The section of the house where the three windows are located across the front didn't exist when we lived there. That part was the big porch! If I remember correctly, at one point it had a rickety, old rocking chair on it. The floor boards were about ready to collapse. I'm not sure we were even allowed to go up there. There was a front door coming in from that porch but we couldn't use it. It didn't work.
But look at the size of that yard. Lots of baseball was played there. So much so that a diamond was worn out in the grass. There had been four maple trees that my parents planted as saplings in each corner. The last time I saw them they were enormous. I blipped it once before . But today all we saw was piles of firewood and stumps. But the giant apple tree we climbed in is still there.

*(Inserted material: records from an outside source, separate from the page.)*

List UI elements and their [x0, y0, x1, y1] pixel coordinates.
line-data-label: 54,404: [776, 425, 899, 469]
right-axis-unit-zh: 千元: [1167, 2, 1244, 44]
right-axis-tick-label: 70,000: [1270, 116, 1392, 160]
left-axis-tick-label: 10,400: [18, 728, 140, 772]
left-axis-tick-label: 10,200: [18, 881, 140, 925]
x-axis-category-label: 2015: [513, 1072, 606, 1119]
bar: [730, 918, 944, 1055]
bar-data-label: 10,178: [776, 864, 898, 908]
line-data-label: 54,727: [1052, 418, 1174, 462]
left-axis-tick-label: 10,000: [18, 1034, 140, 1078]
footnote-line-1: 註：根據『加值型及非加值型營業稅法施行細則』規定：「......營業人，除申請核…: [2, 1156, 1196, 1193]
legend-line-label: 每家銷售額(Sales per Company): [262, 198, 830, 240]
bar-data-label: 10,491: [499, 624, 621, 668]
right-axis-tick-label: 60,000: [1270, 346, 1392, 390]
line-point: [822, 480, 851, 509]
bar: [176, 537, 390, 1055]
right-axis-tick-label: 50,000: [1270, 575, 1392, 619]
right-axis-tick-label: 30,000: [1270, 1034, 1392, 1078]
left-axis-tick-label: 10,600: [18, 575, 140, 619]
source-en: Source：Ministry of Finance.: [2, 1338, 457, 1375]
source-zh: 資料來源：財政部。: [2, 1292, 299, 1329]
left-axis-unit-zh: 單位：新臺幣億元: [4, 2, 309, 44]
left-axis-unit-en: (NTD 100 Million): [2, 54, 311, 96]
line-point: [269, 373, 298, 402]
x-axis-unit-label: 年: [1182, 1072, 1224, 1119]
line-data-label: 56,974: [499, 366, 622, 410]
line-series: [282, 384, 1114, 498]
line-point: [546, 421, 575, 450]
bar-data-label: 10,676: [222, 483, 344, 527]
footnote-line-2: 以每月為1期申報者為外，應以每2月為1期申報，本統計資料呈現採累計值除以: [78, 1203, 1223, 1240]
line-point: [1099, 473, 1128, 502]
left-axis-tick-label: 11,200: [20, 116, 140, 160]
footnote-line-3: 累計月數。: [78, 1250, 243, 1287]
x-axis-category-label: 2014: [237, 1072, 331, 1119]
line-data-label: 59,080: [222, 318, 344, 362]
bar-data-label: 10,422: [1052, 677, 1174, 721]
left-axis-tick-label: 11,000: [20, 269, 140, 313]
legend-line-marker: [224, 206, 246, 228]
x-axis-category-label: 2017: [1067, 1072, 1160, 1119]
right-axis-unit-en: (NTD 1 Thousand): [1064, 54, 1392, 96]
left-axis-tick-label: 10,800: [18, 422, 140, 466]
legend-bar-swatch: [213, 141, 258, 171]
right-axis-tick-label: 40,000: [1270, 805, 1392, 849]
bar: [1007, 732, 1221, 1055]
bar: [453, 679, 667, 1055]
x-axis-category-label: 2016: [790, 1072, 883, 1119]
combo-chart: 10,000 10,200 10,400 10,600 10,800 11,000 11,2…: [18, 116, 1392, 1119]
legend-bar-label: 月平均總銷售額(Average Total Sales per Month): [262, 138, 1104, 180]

It had two bedrooms. Of course, mom and dad used one. Andy and Frank had bunk beds and I had a single in the other. I can picture the one dresser and the window seat that opened up and stored all sorts of blankets and such. There was a small walk-in closet in which we used to hide and play under the hanging clothes.
When John was born, six years after Frank, he slept in a crib in my parents room until he got too big for that. Then it was four of us in the second. He in a cot which was squeezed in among us.
In 1967, my parents, moved us into our newly built four-bedroom house. At 13, I finally broke free of my three brothers and got my very own room. It was every girl's dream fulfilled.
My dad and mom made it happen for their family and they were proud.
We were no longer living on Tobacco Road.